The opening reception for “Wildlife & Equine Portraits by Merry Cibula” was held Sunday at the Parkersburg Art Center at Eighth and Market streets in downtown Parkersburg. The exhibits will remain on display through Sept 28.
The show features 72 graphite and colored pencil images created by Cibula. She is a Society of Animal Artist member and has exhibited extensively in shows throughout the country. She has designed cover illustrations for several equine magazines, contributed illustrations to the American Quarter Horse Museum and the Columbus Zoo and has published five limited edition prints.

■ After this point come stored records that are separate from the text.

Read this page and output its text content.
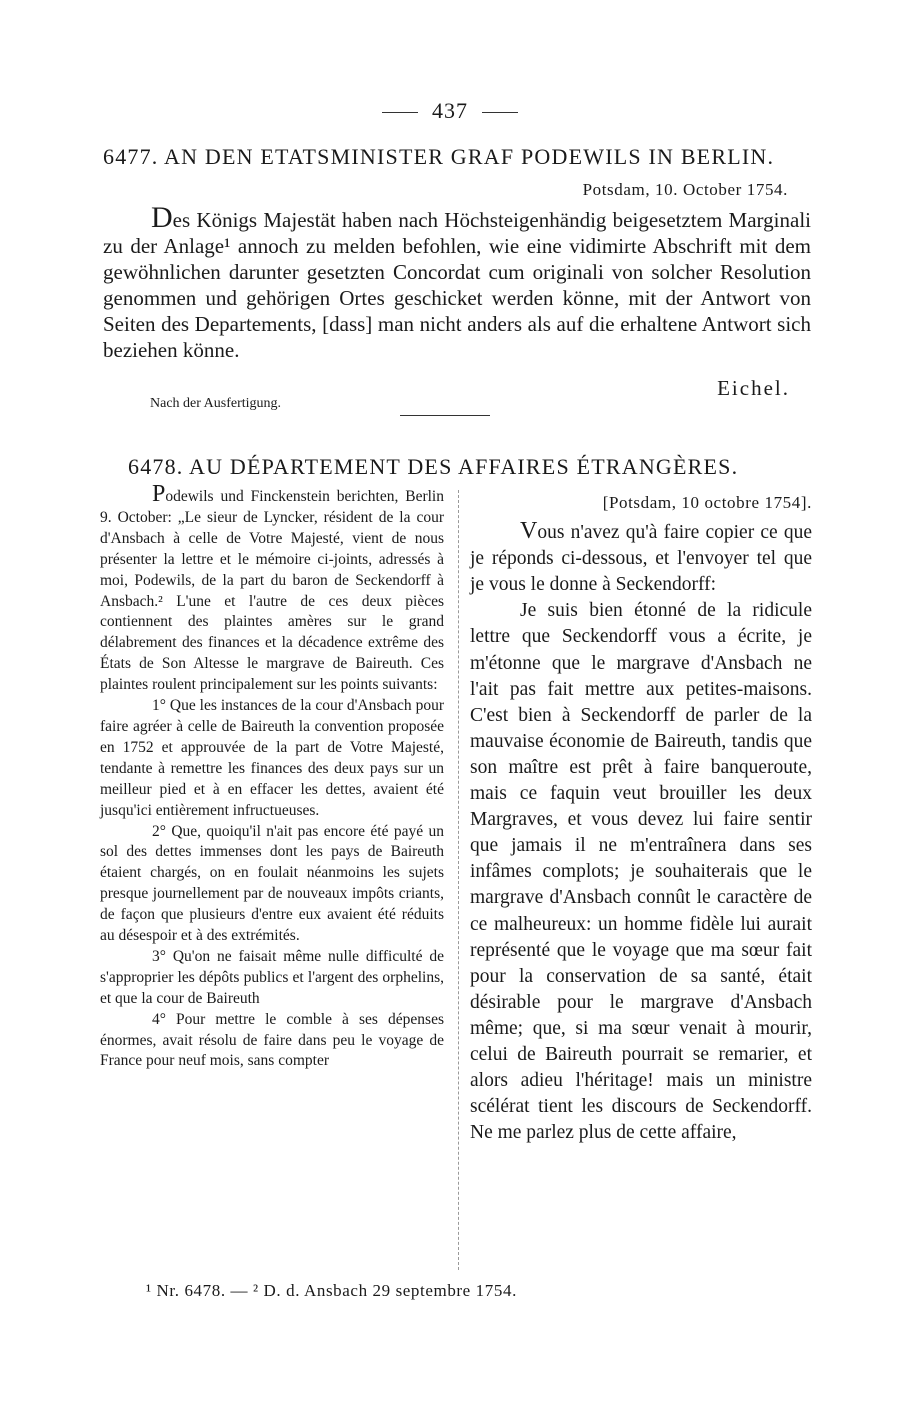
437
6477. AN DEN ETATSMINISTER GRAF PODEWILS IN BERLIN.
Potsdam, 10. October 1754.

Des Königs Majestät haben nach Höchsteigenhändig beigesetztem Marginali zu der Anlage¹ annoch zu melden befohlen, wie eine vidimirte Abschrift mit dem gewöhnlichen darunter gesetzten Concordat cum originali von solcher Resolution genommen und gehörigen Ortes geschicket werden könne, mit der Antwort von Seiten des Departements, [dass] man nicht anders als auf die erhaltene Antwort sich beziehen könne.

Eichel.
Nach der Ausfertigung.
6478. AU DÉPARTEMENT DES AFFAIRES ÉTRANGÈRES.

Podewils und Finckenstein berichten, Berlin 9. October: „Le sieur de Lyncker, résident de la cour d'Ansbach à celle de Votre Majesté, vient de nous présenter la lettre et le mémoire ci-joints, adressés à moi, Podewils, de la part du baron de Seckendorff à Ansbach.² L'une et l'autre de ces deux pièces contiennent des plaintes amères sur le grand délabrement des finances et la décadence extrême des États de Son Altesse le margrave de Baireuth. Ces plaintes roulent principalement sur les points suivants:

1° Que les instances de la cour d'Ansbach pour faire agréer à celle de Baireuth la convention proposée en 1752 et approuvée de la part de Votre Majesté, tendante à remettre les finances des deux pays sur un meilleur pied et à en effacer les dettes, avaient été jusqu'ici entièrement infructueuses.

2° Que, quoiqu'il n'ait pas encore été payé un sol des dettes immenses dont les pays de Baireuth étaient chargés, on en foulait néanmoins les sujets presque journellement par de nouveaux impôts criants, de façon que plusieurs d'entre eux avaient été réduits au désespoir et à des extrémités.

3° Qu'on ne faisait même nulle difficulté de s'approprier les dépôts publics et l'argent des orphelins, et que la cour de Baireuth

4° Pour mettre le comble à ses dépenses énormes, avait résolu de faire dans peu le voyage de France pour neuf mois, sans compter

[Potsdam, 10 octobre 1754].

Vous n'avez qu'à faire copier ce que je réponds ci-dessous, et l'envoyer tel que je vous le donne à Seckendorff:

Je suis bien étonné de la ridicule lettre que Seckendorff vous a écrite, je m'étonne que le margrave d'Ansbach ne l'ait pas fait mettre aux petites-maisons. C'est bien à Seckendorff de parler de la mauvaise économie de Baireuth, tandis que son maître est prêt à faire banqueroute, mais ce faquin veut brouiller les deux Margraves, et vous devez lui faire sentir que jamais il ne m'entraînera dans ses infâmes complots; je souhaiterais que le margrave d'Ansbach connût le caractère de ce malheureux: un homme fidèle lui aurait représenté que le voyage que ma sœur fait pour la conservation de sa santé, était désirable pour le margrave d'Ansbach même; que, si ma sœur venait à mourir, celui de Baireuth pourrait se remarier, et alors adieu l'héritage! mais un ministre scélérat tient les discours de Seckendorff. Ne me parlez plus de cette affaire,

¹ Nr. 6478. — ² D. d. Ansbach 29 septembre 1754.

Cibula said she was an undergraduate at Ohio University under the mentorship of Gary Pettigrew, a professor and head of the fine arts department at the university. She left after her third year to marry and travel to Africa as a member of the Peace Corps for six years. While there, she said it was difficult to acquire art supplies so she took up photography and became interested in animals.

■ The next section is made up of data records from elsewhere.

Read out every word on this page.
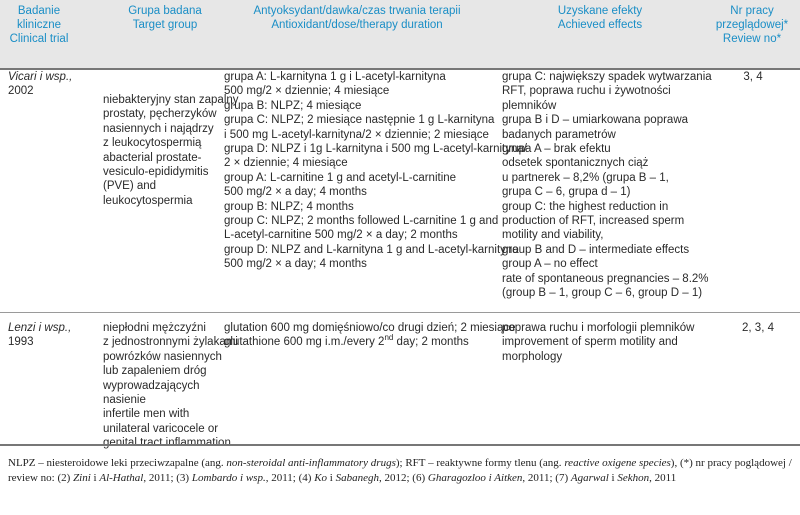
Badanie
kliniczne
Clinical trial
Grupa badana
Target group
Antyoksydant/dawka/czas trwania terapii
Antioxidant/dose/therapy duration
Uzyskane efekty
Achieved effects
Nr pracy
przeglądowej*
Review no*
Vicari i wsp.,
2002
niebakteryjny stan zapalny
prostaty, pęcherzyków
nasiennych i najądrzy
z leukocytospermią
abacterial prostate-
vesiculo-epididymitis
(PVE) and
leukocytospermia
grupa A: L-karnityna 1 g i L-acetyl-karnityna
500 mg/2 × dziennie; 4 miesiące
grupa B: NLPZ; 4 miesiące
grupa C: NLPZ; 2 miesiące następnie 1 g L-karnityna
i 500 mg L-acetyl-karnityna/2 × dziennie; 2 miesiące
grupa D: NLPZ i 1g L-karnityna i 500 mg L-acetyl-karnityna/
2 × dziennie; 4 miesiące
group A: L-carnitine 1 g and acetyl-L-carnitine
500 mg/2 × a day; 4 months
group B: NLPZ; 4 months
group C: NLPZ; 2 months followed L-carnitine 1 g and
L-acetyl-carnitine 500 mg/2 × a day; 2 months
group D: NLPZ and L-karnityna 1 g and L-acetyl-karnityna
500 mg/2 × a day; 4 months
grupa C: największy spadek wytwarzania
RFT, poprawa ruchu i żywotności
plemników
grupa B i D – umiarkowana poprawa
badanych parametrów
grupa A – brak efektu
odsetek spontanicznych ciąż
u partnerek – 8,2% (grupa B – 1,
grupa C – 6, grupa d – 1)
group C: the highest reduction in
production of RFT, increased sperm
motility and viability,
group B and D – intermediate effects
group A – no effect
rate of spontaneous pregnancies – 8.2%
(group B – 1, group C – 6, group D – 1)
3, 4
Lenzi i wsp.,
1993
niepłodni mężczyźni
z jednostronnymi żylakami
powrózków nasiennych
lub zapaleniem dróg
wyprowadzających
nasienie
infertile men with
unilateral varicocele or
glutation 600 mg domięśniowo/co drugi dzień; 2 miesiące
glutathione 600 mg i.m./every 2nd day; 2 months
poprawa ruchu i morfologii plemników
improvement of sperm motility and
morphology
2, 3, 4
NLPZ – niesteroidowe leki przeciwzapalne (ang. non-steroidal anti-inflammatory drugs); RFT – reaktywne formy tlenu (ang. reactive oxigene species), (*) nr pracy poglądowej /
review no: (2) Zini i Al-Hathal, 2011; (3) Lombardo i wsp., 2011; (4) Ko i Sabanegh, 2012; (6) Gharagozloo i Aitken, 2011; (7) Agarwal i Sekhon, 2011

She returned to the U.S., completed her art degree and also worked for a large animal veterinarian. She also took up her art again, focusing on graphite and colored pencils. She loves horses and also liked to visit the zoo where she would take photographs of the animals and use those to create her artwork.
“It’s hard to get animals to hold still. To get that kind of detail, especially with colored pencils it takes so long before you can build up the layers to give a kind of painterly work and get that kind of detail in there,” Cibula said.

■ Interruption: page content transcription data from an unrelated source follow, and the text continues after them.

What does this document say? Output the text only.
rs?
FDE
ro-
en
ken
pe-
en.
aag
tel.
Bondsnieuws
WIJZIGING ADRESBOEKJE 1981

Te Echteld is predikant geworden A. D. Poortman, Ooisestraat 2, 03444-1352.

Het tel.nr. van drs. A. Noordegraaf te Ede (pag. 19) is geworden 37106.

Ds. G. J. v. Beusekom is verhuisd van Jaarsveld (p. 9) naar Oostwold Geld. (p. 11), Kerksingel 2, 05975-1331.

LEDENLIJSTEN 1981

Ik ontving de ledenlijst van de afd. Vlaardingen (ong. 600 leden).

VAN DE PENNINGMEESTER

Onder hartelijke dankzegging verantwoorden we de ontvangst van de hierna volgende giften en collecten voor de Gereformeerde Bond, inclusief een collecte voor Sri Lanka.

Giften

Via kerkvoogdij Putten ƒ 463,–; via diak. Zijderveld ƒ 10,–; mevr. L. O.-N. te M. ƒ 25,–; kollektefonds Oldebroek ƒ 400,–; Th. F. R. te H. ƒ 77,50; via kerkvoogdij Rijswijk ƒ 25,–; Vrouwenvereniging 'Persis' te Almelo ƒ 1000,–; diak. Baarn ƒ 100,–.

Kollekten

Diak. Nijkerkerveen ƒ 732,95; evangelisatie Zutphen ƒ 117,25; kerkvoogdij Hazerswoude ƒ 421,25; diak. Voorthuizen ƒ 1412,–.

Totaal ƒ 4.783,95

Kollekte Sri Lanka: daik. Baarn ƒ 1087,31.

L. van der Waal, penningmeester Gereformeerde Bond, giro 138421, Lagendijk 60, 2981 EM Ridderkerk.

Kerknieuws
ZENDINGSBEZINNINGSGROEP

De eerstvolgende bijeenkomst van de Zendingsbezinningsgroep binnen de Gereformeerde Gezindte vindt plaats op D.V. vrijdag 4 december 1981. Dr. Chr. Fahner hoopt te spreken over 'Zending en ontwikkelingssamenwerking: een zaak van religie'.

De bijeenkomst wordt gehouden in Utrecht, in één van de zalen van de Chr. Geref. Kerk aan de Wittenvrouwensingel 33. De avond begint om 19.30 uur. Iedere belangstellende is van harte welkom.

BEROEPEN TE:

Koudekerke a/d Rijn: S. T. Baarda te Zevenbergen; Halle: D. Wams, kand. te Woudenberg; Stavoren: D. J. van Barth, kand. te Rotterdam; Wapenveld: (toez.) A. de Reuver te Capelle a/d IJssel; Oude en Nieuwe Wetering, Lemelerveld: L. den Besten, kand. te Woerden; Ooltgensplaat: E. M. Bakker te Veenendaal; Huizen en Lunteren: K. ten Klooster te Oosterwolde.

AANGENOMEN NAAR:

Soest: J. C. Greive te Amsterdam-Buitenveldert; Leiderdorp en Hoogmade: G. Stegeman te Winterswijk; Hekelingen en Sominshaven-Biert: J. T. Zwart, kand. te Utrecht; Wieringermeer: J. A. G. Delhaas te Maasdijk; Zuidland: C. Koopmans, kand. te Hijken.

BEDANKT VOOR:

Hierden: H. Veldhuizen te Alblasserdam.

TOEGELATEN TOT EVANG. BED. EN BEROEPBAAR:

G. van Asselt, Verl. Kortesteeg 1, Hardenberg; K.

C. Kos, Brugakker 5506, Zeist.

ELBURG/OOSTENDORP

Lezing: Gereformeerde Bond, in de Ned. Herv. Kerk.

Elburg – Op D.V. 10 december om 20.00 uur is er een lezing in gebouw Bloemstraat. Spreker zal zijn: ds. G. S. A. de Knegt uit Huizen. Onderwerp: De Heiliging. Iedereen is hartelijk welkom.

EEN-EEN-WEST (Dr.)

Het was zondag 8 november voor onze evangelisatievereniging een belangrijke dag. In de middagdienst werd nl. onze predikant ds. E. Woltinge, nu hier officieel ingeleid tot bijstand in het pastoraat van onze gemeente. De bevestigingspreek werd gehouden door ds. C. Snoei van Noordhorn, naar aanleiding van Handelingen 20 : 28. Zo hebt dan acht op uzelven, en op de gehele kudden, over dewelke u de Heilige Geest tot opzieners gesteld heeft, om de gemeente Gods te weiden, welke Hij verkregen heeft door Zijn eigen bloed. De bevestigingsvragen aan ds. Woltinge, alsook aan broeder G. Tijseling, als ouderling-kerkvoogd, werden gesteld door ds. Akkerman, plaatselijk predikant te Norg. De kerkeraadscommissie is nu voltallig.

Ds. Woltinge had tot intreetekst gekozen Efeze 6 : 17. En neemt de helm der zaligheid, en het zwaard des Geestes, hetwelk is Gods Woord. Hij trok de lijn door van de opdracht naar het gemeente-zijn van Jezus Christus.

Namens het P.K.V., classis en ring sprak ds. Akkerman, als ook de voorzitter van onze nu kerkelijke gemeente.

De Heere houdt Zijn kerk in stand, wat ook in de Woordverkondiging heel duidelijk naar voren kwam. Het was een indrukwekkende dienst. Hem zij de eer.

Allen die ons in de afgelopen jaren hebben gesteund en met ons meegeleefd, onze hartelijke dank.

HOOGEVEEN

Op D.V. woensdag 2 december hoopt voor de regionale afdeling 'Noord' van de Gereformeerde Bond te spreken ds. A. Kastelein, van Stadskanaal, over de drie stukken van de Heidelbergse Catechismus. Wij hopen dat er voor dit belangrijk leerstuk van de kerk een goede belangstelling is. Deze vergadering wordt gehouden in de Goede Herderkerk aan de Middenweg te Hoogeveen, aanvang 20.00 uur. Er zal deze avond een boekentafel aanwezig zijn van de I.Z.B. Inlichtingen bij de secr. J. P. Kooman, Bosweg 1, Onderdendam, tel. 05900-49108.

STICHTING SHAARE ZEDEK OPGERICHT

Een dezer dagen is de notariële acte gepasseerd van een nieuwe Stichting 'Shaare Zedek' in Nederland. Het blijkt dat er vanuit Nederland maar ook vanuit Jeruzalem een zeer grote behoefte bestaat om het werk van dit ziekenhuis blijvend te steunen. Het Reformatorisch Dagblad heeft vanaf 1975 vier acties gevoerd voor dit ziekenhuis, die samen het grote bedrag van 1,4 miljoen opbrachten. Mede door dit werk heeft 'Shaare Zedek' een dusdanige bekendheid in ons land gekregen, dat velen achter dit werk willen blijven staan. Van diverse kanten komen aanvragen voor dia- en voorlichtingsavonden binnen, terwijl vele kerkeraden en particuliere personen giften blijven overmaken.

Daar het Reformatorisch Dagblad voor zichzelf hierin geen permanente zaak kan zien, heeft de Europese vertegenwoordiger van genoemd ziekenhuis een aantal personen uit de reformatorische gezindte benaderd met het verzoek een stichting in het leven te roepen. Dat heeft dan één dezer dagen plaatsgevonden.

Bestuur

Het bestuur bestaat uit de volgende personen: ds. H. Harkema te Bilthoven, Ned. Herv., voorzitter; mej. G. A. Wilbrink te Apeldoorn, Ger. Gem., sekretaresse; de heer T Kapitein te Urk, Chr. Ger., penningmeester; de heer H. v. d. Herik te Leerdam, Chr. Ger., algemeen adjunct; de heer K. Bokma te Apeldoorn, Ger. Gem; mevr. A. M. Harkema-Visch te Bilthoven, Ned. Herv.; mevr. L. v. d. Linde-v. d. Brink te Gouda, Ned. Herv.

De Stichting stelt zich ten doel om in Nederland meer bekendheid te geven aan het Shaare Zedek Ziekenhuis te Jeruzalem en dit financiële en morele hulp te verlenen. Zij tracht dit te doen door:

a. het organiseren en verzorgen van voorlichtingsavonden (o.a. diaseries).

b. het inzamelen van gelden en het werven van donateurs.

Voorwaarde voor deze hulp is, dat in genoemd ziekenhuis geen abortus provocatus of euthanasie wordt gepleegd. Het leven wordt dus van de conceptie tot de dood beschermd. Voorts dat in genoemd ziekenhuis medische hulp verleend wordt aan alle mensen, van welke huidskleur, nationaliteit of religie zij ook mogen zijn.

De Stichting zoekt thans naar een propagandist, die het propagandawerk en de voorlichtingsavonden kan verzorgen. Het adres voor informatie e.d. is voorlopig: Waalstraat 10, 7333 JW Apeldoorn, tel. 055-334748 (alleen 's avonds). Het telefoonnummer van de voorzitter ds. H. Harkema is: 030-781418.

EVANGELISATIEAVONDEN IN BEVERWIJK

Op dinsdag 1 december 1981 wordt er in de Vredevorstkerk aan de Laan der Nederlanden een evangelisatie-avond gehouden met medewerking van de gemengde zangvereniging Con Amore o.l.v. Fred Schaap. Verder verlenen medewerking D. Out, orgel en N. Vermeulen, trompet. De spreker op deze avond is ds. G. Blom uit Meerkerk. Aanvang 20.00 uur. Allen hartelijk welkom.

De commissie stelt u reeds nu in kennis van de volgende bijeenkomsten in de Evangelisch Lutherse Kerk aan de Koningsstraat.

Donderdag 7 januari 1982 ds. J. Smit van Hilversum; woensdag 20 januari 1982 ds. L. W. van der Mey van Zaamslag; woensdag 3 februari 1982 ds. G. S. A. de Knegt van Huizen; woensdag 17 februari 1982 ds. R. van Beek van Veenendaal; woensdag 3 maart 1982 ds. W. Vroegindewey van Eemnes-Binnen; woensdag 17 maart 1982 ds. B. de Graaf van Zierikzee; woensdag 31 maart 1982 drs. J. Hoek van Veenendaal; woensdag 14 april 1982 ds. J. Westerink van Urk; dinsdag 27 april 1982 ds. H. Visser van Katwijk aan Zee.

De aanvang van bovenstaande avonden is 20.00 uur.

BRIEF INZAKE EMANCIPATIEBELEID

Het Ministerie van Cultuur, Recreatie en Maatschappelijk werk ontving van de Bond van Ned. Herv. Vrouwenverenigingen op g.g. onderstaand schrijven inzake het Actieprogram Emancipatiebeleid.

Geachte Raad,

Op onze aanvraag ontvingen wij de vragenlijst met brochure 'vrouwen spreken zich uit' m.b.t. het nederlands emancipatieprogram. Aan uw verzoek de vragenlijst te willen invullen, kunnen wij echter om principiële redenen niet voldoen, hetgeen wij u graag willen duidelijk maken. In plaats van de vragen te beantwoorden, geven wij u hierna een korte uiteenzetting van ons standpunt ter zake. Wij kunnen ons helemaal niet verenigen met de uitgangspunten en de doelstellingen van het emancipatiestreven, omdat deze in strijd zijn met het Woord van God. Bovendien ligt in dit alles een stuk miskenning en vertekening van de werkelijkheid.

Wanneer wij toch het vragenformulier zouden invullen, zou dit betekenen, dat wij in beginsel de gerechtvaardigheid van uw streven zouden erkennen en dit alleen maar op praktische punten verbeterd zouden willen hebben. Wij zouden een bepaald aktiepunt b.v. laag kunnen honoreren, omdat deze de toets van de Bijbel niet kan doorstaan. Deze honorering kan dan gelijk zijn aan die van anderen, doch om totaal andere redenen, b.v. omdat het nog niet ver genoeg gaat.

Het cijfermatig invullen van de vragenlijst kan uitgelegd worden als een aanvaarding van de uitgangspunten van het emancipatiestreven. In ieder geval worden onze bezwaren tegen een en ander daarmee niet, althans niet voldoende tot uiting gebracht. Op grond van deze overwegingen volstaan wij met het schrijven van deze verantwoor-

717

She generally puts in eight to 20 hours on her smaller pieces and that can grow to 60-70 hours on larger pieces.
“I’m getting quicker as I go along, it doesn’t take quite as long,” she chuckled.
Abby Hayhurst, artistic director of the art center, said it was a recommendation from Pettigrew, Cibula’s mentor and a friend of the art center, which caused them to consider a show. Cibula entered a couple of works in the art center’s Regional group show which raised interest in giving her an exhibit of her own, especially when it was determined that she had enough pieces to support a one-person show.
Hayhurst is especially interested in Cibula’s work as a veterinary technician and its impact on her artwork.
“One of the things that makes these pieces so fabulous is that they are so detailed anatomically. There’s no sense that this is someone painting a horse arbitrarily, you can tell this is a real horse,” she said.
Prints of some of Cibula’s work are on sale throughout the exhibit. Anyone purchasing one can have their items framed at The Framing Gallery at the PAC. Art center members will receive a 20 percent discount on those and other framing orders.
The Parkersburg Art Center is open 10 a.m. to 5 p.m. Tuesday through Saturday. Admission is $2 for non-members and free for members and children ages 12 and under. Wednesdays are free days.
The art center also has a popular event returning this weekend. The Y’Art Sale will be 10 a.m.-2 p.m. Saturday, which is the art center’s semi-annual yard sale of artworks, art and craft supplies and other items donated by businesses, artists and others. Admission is free.